Avara Foods has published a plan that describes how over the next two years it will ensure its supply chain is not contributing to excess phosphate in the River Wye.
The water quality of the River Wye is a cause for concern and centres around algal blooms, which grow quickly in hot weather and lower river levels, reducing the oxygen content, killing aquatic life and impacting on the water quality. Algal blooms are exacerbated by levels of phosphate pollution and, in the case of the Wye, they originate from numerous sources including agricultural activities, such as poultry manure being spread on fields.
Around 120 individual farms make up Avara Foods’ supply chain in the Wye catchment and they produce just under 160,000 tons of manure each year. While indoor poultry farms do not directly contribute manure to the soil, there is an indirect risk, from farmers using the manure on their own land, or from selling it to third parties to be used as fertiliser.
Avara said its plan was to adopt new ways of managing the poultry manure from its farms, directing it away from the land where possible to anaerobic digestion plants or with enhanced land management standards in place where it continues to be applied.
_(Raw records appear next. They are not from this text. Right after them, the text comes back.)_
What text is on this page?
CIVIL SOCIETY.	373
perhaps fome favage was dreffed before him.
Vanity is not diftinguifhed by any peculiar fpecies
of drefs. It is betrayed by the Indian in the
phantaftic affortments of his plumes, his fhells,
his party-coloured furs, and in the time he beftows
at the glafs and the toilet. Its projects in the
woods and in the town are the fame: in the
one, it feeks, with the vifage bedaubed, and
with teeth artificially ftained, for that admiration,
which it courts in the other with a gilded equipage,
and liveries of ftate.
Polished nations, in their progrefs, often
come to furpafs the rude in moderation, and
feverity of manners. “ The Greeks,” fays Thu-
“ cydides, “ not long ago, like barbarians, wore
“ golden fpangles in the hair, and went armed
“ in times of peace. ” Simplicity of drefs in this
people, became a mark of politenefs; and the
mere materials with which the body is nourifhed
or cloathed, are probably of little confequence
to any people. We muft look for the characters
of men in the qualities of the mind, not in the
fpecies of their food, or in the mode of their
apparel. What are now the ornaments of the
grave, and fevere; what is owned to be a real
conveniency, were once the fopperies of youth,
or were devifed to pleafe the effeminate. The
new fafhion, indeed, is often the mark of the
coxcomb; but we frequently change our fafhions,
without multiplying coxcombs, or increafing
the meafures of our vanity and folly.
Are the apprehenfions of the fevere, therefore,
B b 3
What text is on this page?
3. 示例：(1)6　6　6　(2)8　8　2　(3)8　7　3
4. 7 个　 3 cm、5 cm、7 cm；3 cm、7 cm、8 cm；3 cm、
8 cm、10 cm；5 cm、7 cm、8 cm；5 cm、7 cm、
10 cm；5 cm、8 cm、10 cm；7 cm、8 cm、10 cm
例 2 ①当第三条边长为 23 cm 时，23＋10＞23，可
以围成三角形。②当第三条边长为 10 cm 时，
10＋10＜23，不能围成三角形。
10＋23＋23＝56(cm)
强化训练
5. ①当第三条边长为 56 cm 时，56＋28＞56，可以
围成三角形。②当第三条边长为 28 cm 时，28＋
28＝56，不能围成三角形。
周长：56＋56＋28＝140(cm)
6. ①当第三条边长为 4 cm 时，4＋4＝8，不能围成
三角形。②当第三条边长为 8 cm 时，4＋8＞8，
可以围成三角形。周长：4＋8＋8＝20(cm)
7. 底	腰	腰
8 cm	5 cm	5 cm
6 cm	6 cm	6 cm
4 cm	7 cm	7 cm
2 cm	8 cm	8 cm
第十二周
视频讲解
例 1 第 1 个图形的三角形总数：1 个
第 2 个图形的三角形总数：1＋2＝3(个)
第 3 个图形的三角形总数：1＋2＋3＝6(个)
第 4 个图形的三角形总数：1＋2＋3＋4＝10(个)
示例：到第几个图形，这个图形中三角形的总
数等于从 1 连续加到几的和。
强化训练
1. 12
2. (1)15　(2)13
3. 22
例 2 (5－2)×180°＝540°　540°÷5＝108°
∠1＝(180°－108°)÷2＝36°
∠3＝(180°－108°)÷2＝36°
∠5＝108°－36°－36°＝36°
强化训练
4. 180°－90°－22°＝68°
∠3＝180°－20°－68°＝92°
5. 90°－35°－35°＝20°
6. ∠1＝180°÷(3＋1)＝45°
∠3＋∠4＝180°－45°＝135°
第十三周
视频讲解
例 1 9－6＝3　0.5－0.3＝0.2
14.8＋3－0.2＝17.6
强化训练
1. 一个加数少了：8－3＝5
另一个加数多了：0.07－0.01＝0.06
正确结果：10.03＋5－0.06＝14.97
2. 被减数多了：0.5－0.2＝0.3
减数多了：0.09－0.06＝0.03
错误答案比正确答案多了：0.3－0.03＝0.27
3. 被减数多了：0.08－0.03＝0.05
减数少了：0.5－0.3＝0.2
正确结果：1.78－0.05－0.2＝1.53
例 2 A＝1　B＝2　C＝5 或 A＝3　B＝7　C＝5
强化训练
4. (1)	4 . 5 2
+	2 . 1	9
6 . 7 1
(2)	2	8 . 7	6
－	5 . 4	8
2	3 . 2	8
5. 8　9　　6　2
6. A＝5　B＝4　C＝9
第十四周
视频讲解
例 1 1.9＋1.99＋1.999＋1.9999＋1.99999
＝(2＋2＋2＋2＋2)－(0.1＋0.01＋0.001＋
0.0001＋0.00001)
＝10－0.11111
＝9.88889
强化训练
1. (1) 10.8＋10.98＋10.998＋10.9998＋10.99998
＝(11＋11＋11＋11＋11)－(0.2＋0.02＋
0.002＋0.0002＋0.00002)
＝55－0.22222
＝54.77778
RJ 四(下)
The company said it had already begun taking action to mitigate its impact on the River Wye. Since 2016 it has reduced the amount of phosphate in its poultry feed by 27%.
“We have consistently said that the origins of the problem, and implementing the necessary solutions, are not within the power of any single organisation,” said the company. “The situation in the Wye is a jigsaw puzzle of connected challenges and solutions, and it will require collaboration between all interested parties to fully address all of the root causes and return the Wye back to health.”